DAMAREMAS.COM – KEDIRI – Dalam tiga tahun terakhir, Pie Nanas Candaria muncul sebagai salah satu oleh-oleh khas Kediri yang paling diburu wisatawan. Kue kering berbahan nanas dari lereng Gunung Kelud ini dikenal memiliki rasa gurih, manis, dan renyah, serta dibanderol dengan harga terjangkau. Tak hanya diminati pasar lokal, produk UMKM ini bahkan sudah dinikmati warga Indonesia di Hongkong dan Taiwan.
Ratih Kusama Dewi, perajin asal Desa Sukorejo, Kecamatan Ngasem, Kediri, menceritakan bahwa usahanya ini lahir dari situasi sulit saat pandemi Covid-19. Bisnis busana gamis yang ia jalankan menurun drastis. Kondisi tersebut memaksanya mencari peluang baru dari kesenangan membuat kudapan saat Lebaran.
“Waktu pandemi, usaha gamis saya benar-benar drop. Karena suka bikin kue, saya coba mengolah nanas jadi pie. Kebetulan di Kediri nanas itu melimpah,” ujar Ratih saat ditemui di rumah produksinya.
Ia memilih nanas sebagai bahan utama karena menjadi komoditas unggulan Kabupaten Kediri yang banyak ditanam warga di kawasan lereng Gunung Kelud. Hasil percobaan berulang akhirnya melahirkan Pie Nanas Candaria yang kini makin dikenal.
DAMAREMAS TV https://youtu.be/J3F_0qNYTWk
Dalam tiga tahun berjalan, pie buatannya diterima luas di pasaran. Produk ini menjadi camilan favorit sekaligus oleh-oleh khas yang kerap dipesan wisatawan.

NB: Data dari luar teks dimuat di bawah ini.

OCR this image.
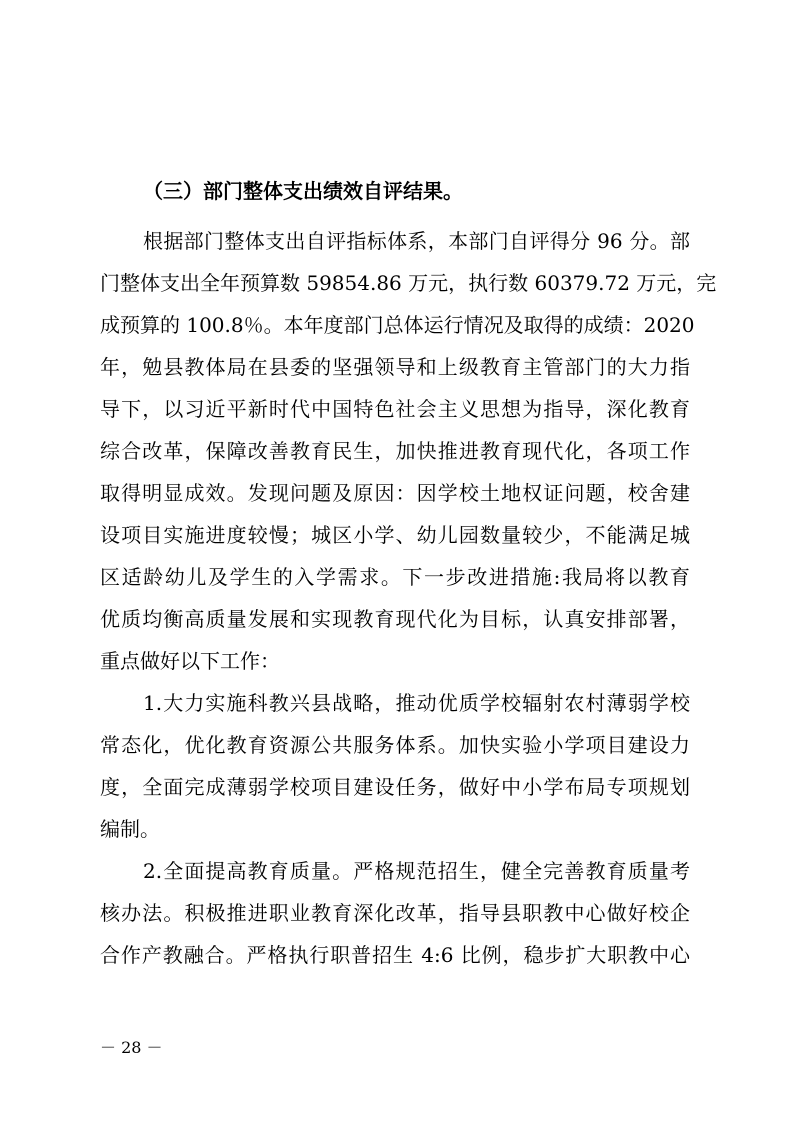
（三）部门整体支出绩效自评结果。
根据部门整体支出自评指标体系，本部门自评得分 96 分。部
门整体支出全年预算数 59854.86 万元，执行数 60379.72 万元，完
成预算的 100.8％。本年度部门总体运行情况及取得的成绩：2020
年，勉县教体局在县委的坚强领导和上级教育主管部门的大力指
导下，以习近平新时代中国特色社会主义思想为指导，深化教育
综合改革，保障改善教育民生，加快推进教育现代化，各项工作
取得明显成效。发现问题及原因：因学校土地权证问题，校舍建
设项目实施进度较慢；城区小学、幼儿园数量较少，不能满足城
区适龄幼儿及学生的入学需求。下一步改进措施:我局将以教育
优质均衡高质量发展和实现教育现代化为目标，认真安排部署，
重点做好以下工作：
1.大力实施科教兴县战略，推动优质学校辐射农村薄弱学校
常态化，优化教育资源公共服务体系。加快实验小学项目建设力
度，全面完成薄弱学校项目建设任务，做好中小学布局专项规划
编制。
2.全面提高教育质量。严格规范招生，健全完善教育质量考
核办法。积极推进职业教育深化改革，指导县职教中心做好校企
合作产教融合。严格执行职普招生 4:6 比例，稳步扩大职教中心
－ 28 －
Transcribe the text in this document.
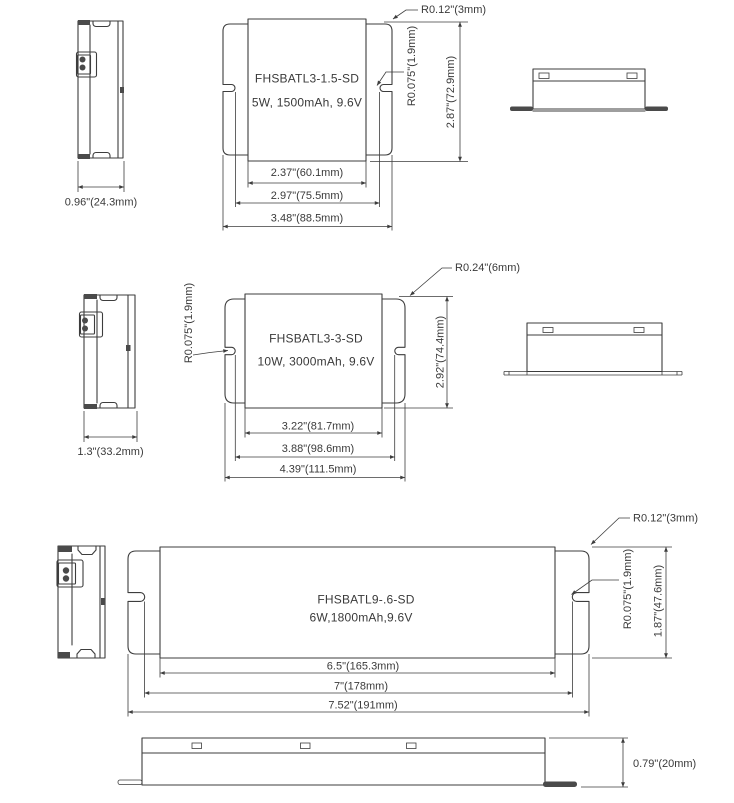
0.96"(24.3mm)
FHSBATL3-1.5-SD
5W, 1500mAh, 9.6V
2.37"(60.1mm)
2.97"(75.5mm)
3.48"(88.5mm)
2.87"(72.9mm)
R0.12"(3mm)
R0.075"(1.9mm)
1.3"(33.2mm)
FHSBATL3-3-SD
10W, 3000mAh, 9.6V
3.22"(81.7mm)
3.88"(98.6mm)
4.39"(111.5mm)
2.92"(74.4mm)
R0.24"(6mm)
R0.075"(1.9mm)
FHSBATL9-.6-SD
6W,1800mAh,9.6V
6.5"(165.3mm)
7"(178mm)
7.52"(191mm)
1.87"(47.6mm)
R0.12"(3mm)
R0.075"(1.9mm)
0.79"(20mm)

Ratih menuturkan, kapasitas produksi kini meningkat pesat. Usahanya melibatkan 25 tenaga kerja lokal. “Dalam sehari kami bisa menghabiskan sekitar 60 kilogram nanas. Kalau pas Lebaran bisa sampai 100 kilogram,” ungkapnya.
Dari bahan baku tersebut, dihasilkan sekitar 60 hingga 70 kotak pie setiap hari, dengan masing-masing kotak berisi sembilan buah.
Tak hanya dipasarkan secara offline, Pie Nanas Candaria juga aktif dijual melalui marketplace dan media sosial. Permintaan pun datang dari berbagai kota di Indonesia, bahkan hingga luar negeri.
“Banyak pelanggan di Hongkong dan Taiwan yang pesan untuk kebutuhan acara keluarga. Mereka bilang rasanya cocok dan unik,” jelas Ratih.
Untuk harga, Pie Nanas Candaria dibanderol mulai Rp15.000 hingga Rp36.000 per kotak, bergantung ukuran. Cita rasa gurih, manis, dan renyah menjadi alasan produk ini semakin diminati pasar.